Tri-tip is one of my favorite cuts of beef because it's affordable and feeds a crowd. Besides being lower in cost, tri-tip is also incredibly flavorful with a lower fat content. If you have never experimented with it before, I suggest you do so tonight.
This simple recipe coats the steak with a spicy African sauce known as harissa. While the meat cooks, the sauce forms a delicious crust.
To see how it's made,
1 3/4 teaspoons caraway seeds
1/4 cup extra-virgin olive oil
6 garlic cloves
1/4 cup chili paste (such as sambal oelek)*
2 tablespoons tomato sauce
1 1/2 teaspoons ground cumin
1 1/4 teaspoons chili powder
1 1 3/4- to 2-pound tri-tip beef roast, most of fat layer trimmed
- Preheat oven to 400°F.
- Toast caraway seeds in small nonstick skillet over medium heat until seeds darken and begin to smoke, stirring often, about 5 minutes.
- Add olive oil and garlic cloves to caraway seeds in skillet. Cover; remove from heat. Let stand 1 minute.
- Pour caraway mixture into processor. Add chili paste, tomato sauce, cumin, and chili powder and blend until garlic cloves are pureed. Season harissa to taste with salt.

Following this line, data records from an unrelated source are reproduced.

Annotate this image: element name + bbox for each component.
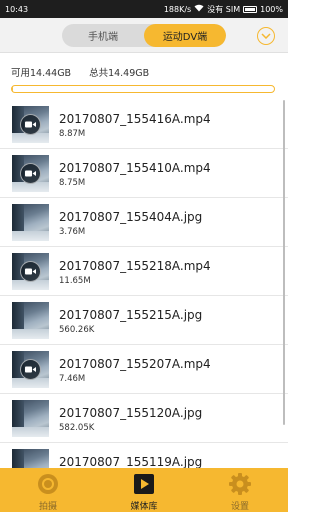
status-bar: 10:43 188K/s 没有 SIM 100% <box>0 0 288 18</box>
source-switch: 手机端 运动DV端 <box>62 24 226 47</box>
camera-icon <box>37 473 59 495</box>
file-name: 20170807_155120A.jpg <box>59 406 203 420</box>
nav-item-settings[interactable]: 设置 <box>192 468 288 512</box>
file-row[interactable]: 20170807_155215A.jpg 560.26K <box>0 296 288 345</box>
status-time: 10:43 <box>5 4 29 14</box>
file-thumbnail <box>12 449 49 468</box>
file-thumbnail <box>12 351 49 388</box>
battery-icon <box>243 5 258 13</box>
storage-total: 总共14.49GB <box>89 68 150 79</box>
storage-info: 可用14.44GB 总共14.49GB <box>0 54 288 98</box>
file-thumbnail <box>12 106 49 143</box>
file-size: 8.87M <box>59 129 86 139</box>
file-size: 11.65M <box>59 276 91 286</box>
file-name: 20170807_155404A.jpg <box>59 210 203 224</box>
storage-available: 可用14.44GB <box>11 68 72 79</box>
tab-sport-dv[interactable]: 运动DV端 <box>144 24 226 47</box>
video-camera-icon <box>20 163 41 184</box>
file-name: 20170807_155215A.jpg <box>59 308 203 322</box>
battery-level: 100% <box>260 4 283 14</box>
sim-status: 没有 SIM <box>207 4 241 14</box>
media-library-icon <box>133 473 155 495</box>
nav-item-capture[interactable]: 拍摄 <box>0 468 96 512</box>
file-row[interactable]: 20170807_155120A.jpg 582.05K <box>0 394 288 443</box>
file-row[interactable]: 20170807_155410A.mp4 8.75M <box>0 149 288 198</box>
chevron-down-icon[interactable] <box>257 27 275 45</box>
storage-bar-fill <box>12 86 13 92</box>
tab-phone[interactable]: 手机端 <box>62 24 144 47</box>
video-camera-icon <box>20 261 41 282</box>
file-name: 20170807_155207A.mp4 <box>59 357 211 371</box>
gear-icon <box>229 473 251 495</box>
file-name: 20170807_155218A.mp4 <box>59 259 211 273</box>
file-size: 8.75M <box>59 178 86 188</box>
file-name: 20170807_155119A.jpg <box>59 455 203 468</box>
file-thumbnail <box>12 400 49 437</box>
network-speed: 188K/s <box>163 4 192 14</box>
file-name: 20170807_155410A.mp4 <box>59 161 211 175</box>
nav-label-capture: 拍摄 <box>38 502 57 512</box>
file-list: 20170807_155416A.mp4 8.87M 20170807_155410… <box>0 98 288 468</box>
header: 手机端 运动DV端 <box>0 18 288 53</box>
bottom-nav: 拍摄 媒体库 设置 <box>0 468 288 512</box>
file-row[interactable]: 20170807_155218A.mp4 11.65M <box>0 247 288 296</box>
video-camera-icon <box>20 359 41 380</box>
nav-item-media-library[interactable]: 媒体库 <box>96 468 192 512</box>
nav-label-settings: 设置 <box>230 502 249 512</box>
file-thumbnail <box>12 302 49 339</box>
scrollbar[interactable] <box>283 100 285 425</box>
file-size: 582.05K <box>59 423 95 433</box>
file-thumbnail <box>12 155 49 192</box>
file-thumbnail <box>12 204 49 241</box>
file-thumbnail <box>12 253 49 290</box>
nav-label-media-library: 媒体库 <box>130 502 158 512</box>
file-row[interactable]: 20170807_155207A.mp4 7.46M <box>0 345 288 394</box>
file-size: 3.76M <box>59 227 86 237</box>
file-size: 7.46M <box>59 374 86 384</box>
file-row[interactable]: 20170807_155119A.jpg <box>0 443 288 468</box>
file-row[interactable]: 20170807_155404A.jpg 3.76M <box>0 198 288 247</box>
video-camera-icon <box>20 114 41 135</box>
file-size: 560.26K <box>59 325 95 335</box>
storage-bar <box>11 85 275 93</box>
file-row[interactable]: 20170807_155416A.mp4 8.87M <box>0 100 288 149</box>
wifi-icon <box>194 4 204 14</box>
file-name: 20170807_155416A.mp4 <box>59 112 211 126</box>
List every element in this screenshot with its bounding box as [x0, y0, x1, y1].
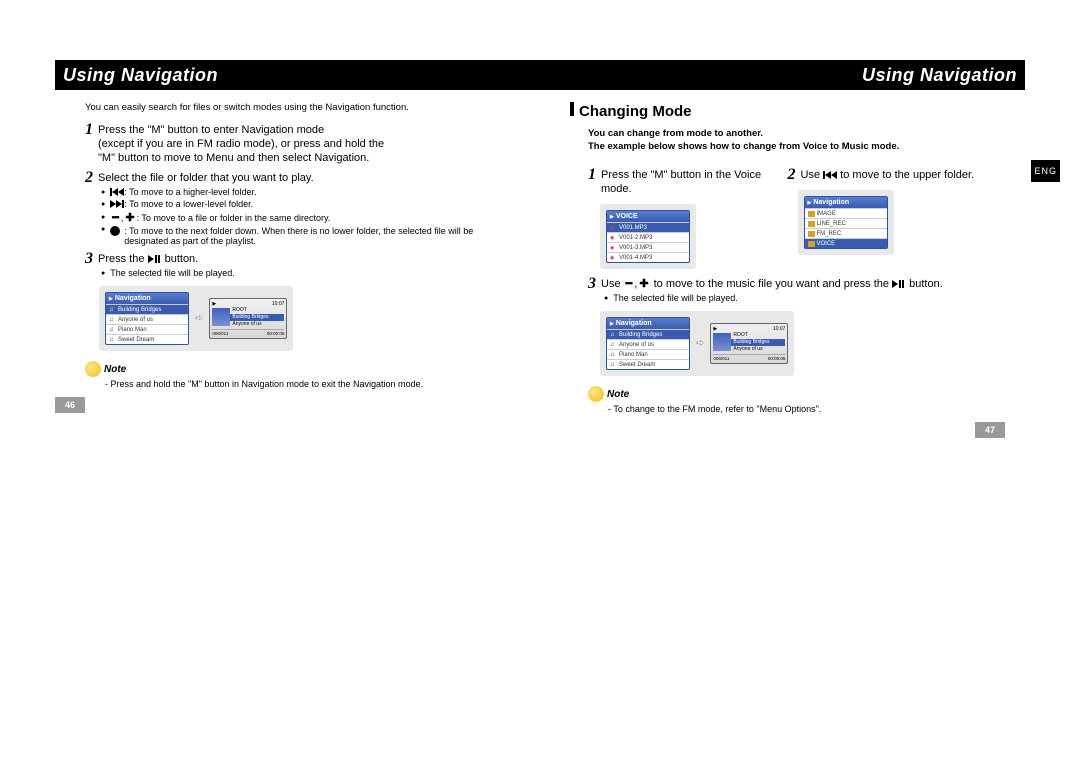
- note-icon: [588, 386, 604, 402]
- voice-screen: VOICE V001.MP3 V001-2.MP3 V001-3.MP3 V00…: [606, 210, 690, 263]
- device-illustration: Navigation Building Bridges Anyone of us…: [99, 286, 293, 351]
- rewind-icon: [110, 188, 124, 196]
- note-icon: [85, 361, 101, 377]
- note-block: Note: [588, 386, 1005, 402]
- note-text: - To change to the FM mode, refer to "Me…: [608, 404, 1005, 414]
- intro-line-2: The example below shows how to change fr…: [588, 141, 1005, 152]
- bullet-text: : To move to a lower-level folder.: [124, 199, 253, 209]
- step-3: 3 Use ━,✚ to move to the music file you …: [588, 277, 1005, 291]
- clock: 10:07: [272, 301, 285, 307]
- step-2-text: Select the file or folder that you want …: [98, 171, 314, 185]
- language-tab: ENG: [1031, 160, 1060, 182]
- step-number: 2: [788, 168, 796, 182]
- device-illustration: Navigation Building Bridges Anyone of us…: [600, 311, 794, 376]
- list-item: Anyone of us: [106, 314, 188, 324]
- bullet-row: : To move to a lower-level folder.: [101, 199, 510, 209]
- bullet-row: : To move to the next folder down. When …: [101, 226, 510, 246]
- list-item: IMAGE: [805, 208, 887, 218]
- minus-icon: ━: [112, 211, 119, 224]
- voice-screen-illustration: VOICE V001.MP3 V001-2.MP3 V001-3.MP3 V00…: [600, 204, 696, 269]
- arrow-icon: ➪: [195, 313, 203, 324]
- header-title-right: Using Navigation: [862, 65, 1017, 86]
- step-1-text: Press the "M" button to enter Navigation…: [98, 123, 384, 165]
- step-1: 1 Press the "M" button in the Voice mode…: [588, 168, 788, 196]
- sub-bullet: The selected file will be played.: [101, 268, 510, 278]
- intro-line-1: You can change from mode to another.: [588, 128, 1005, 139]
- list-item: Piano Man: [106, 324, 188, 334]
- playback-screen: ▶10:07 ROOT Building Bridges Anyone of u…: [209, 298, 287, 339]
- header-bar: Using Navigation Using Navigation: [55, 60, 1025, 90]
- screen-title: Navigation: [805, 197, 887, 208]
- bullet-text: : To move to a higher-level folder.: [124, 187, 256, 197]
- note-text: - Press and hold the "M" button in Navig…: [105, 379, 510, 389]
- nav-screen-illustration: Navigation IMAGE LINE_REC FM_REC VOICE: [798, 190, 894, 255]
- intro-text: You can easily search for files or switc…: [85, 102, 510, 113]
- step-3-text: Use ━,✚ to move to the music file you wa…: [601, 277, 943, 291]
- circle-button-icon: [110, 226, 120, 236]
- sub-bullet: The selected file will be played.: [604, 293, 1005, 303]
- arrow-icon: ➪: [696, 338, 704, 349]
- album-art: [713, 333, 731, 351]
- list-item: Sweet Dream: [106, 334, 188, 344]
- step-number: 2: [85, 171, 93, 185]
- step-2-text: Use to move to the upper folder.: [801, 168, 975, 182]
- bullet-text: : To move to the next folder down. When …: [124, 226, 510, 246]
- step-3-text: Press the button.: [98, 252, 198, 266]
- step-number: 1: [85, 123, 93, 137]
- step-1: 1 Press the "M" button to enter Navigati…: [85, 123, 510, 165]
- note-label: Note: [607, 389, 629, 400]
- play-pause-icon: [892, 280, 906, 288]
- note-block: Note: [85, 361, 510, 377]
- page-number: 47: [975, 422, 1005, 438]
- list-item: Building Bridges: [607, 329, 689, 339]
- section-heading: Changing Mode: [570, 102, 1005, 120]
- step-1-text: Press the "M" button in the Voice mode.: [601, 168, 788, 196]
- plus-icon: ✚: [639, 277, 648, 291]
- album-art: [212, 308, 230, 326]
- list-item: Piano Man: [607, 349, 689, 359]
- clock: 10:07: [773, 326, 786, 332]
- list-item: V001-2.MP3: [607, 232, 689, 242]
- play-pause-icon: [148, 255, 162, 263]
- nav-screen: Navigation Building Bridges Anyone of us…: [606, 317, 690, 370]
- step-2-bullets: : To move to a higher-level folder. : To…: [101, 187, 510, 246]
- playback-screen: ▶10:07 ROOT Building Bridges Anyone of u…: [710, 323, 788, 364]
- page-number: 46: [55, 397, 85, 413]
- heading-bar-icon: [570, 102, 574, 116]
- list-item: Sweet Dream: [607, 359, 689, 369]
- list-item: V001-3.MP3: [607, 242, 689, 252]
- list-item: V001.MP3: [607, 222, 689, 232]
- forward-icon: [110, 200, 124, 208]
- minus-icon: ━: [626, 277, 633, 291]
- left-column: You can easily search for files or switc…: [55, 102, 540, 438]
- play-indicator: ▶: [212, 301, 216, 307]
- plus-icon: ✚: [125, 211, 134, 224]
- header-title-left: Using Navigation: [63, 65, 218, 86]
- list-item: V001-4.MP3: [607, 252, 689, 262]
- bullet-row: ━,✚ : To move to a file or folder in the…: [101, 211, 510, 224]
- play-indicator: ▶: [713, 326, 717, 332]
- screen-title: VOICE: [607, 211, 689, 222]
- manual-page: Using Navigation Using Navigation ENG Yo…: [0, 0, 1080, 763]
- bullet-text: : To move to a file or folder in the sam…: [137, 213, 331, 223]
- note-label: Note: [104, 364, 126, 375]
- screen-title: Navigation: [607, 318, 689, 329]
- nav-folder-screen: Navigation IMAGE LINE_REC FM_REC VOICE: [804, 196, 888, 249]
- step-number: 3: [588, 277, 596, 291]
- step-number: 1: [588, 168, 596, 182]
- right-column: Changing Mode You can change from mode t…: [540, 102, 1025, 438]
- list-item: FM_REC: [805, 228, 887, 238]
- nav-screen: Navigation Building Bridges Anyone of us…: [105, 292, 189, 345]
- step-number: 3: [85, 252, 93, 266]
- screen-title: Navigation: [106, 293, 188, 304]
- step-3: 3 Press the button.: [85, 252, 510, 266]
- step-2: 2 Select the file or folder that you wan…: [85, 171, 510, 185]
- bullet-row: : To move to a higher-level folder.: [101, 187, 510, 197]
- list-item: VOICE: [805, 238, 887, 248]
- list-item: Building Bridges: [106, 304, 188, 314]
- rewind-icon: [823, 171, 837, 179]
- step-2: 2 Use to move to the upper folder.: [788, 168, 1006, 182]
- list-item: LINE_REC: [805, 218, 887, 228]
- list-item: Anyone of us: [607, 339, 689, 349]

- Sprinkle beef all over with salt and pepper; place beef, fat side down, on rack on rimmed baking sheet.
- Spread with half of harissa. Turn beef over; spread remaining harissa over top and sides.
- Roast beef until thermometer inserted into center registers 125°F to 130°F for medium-rare, about 35 minutes. Let rest 10 minutes. Slice and serve.
*Available in the Asian foods section of most supermarkets and at Asian markets.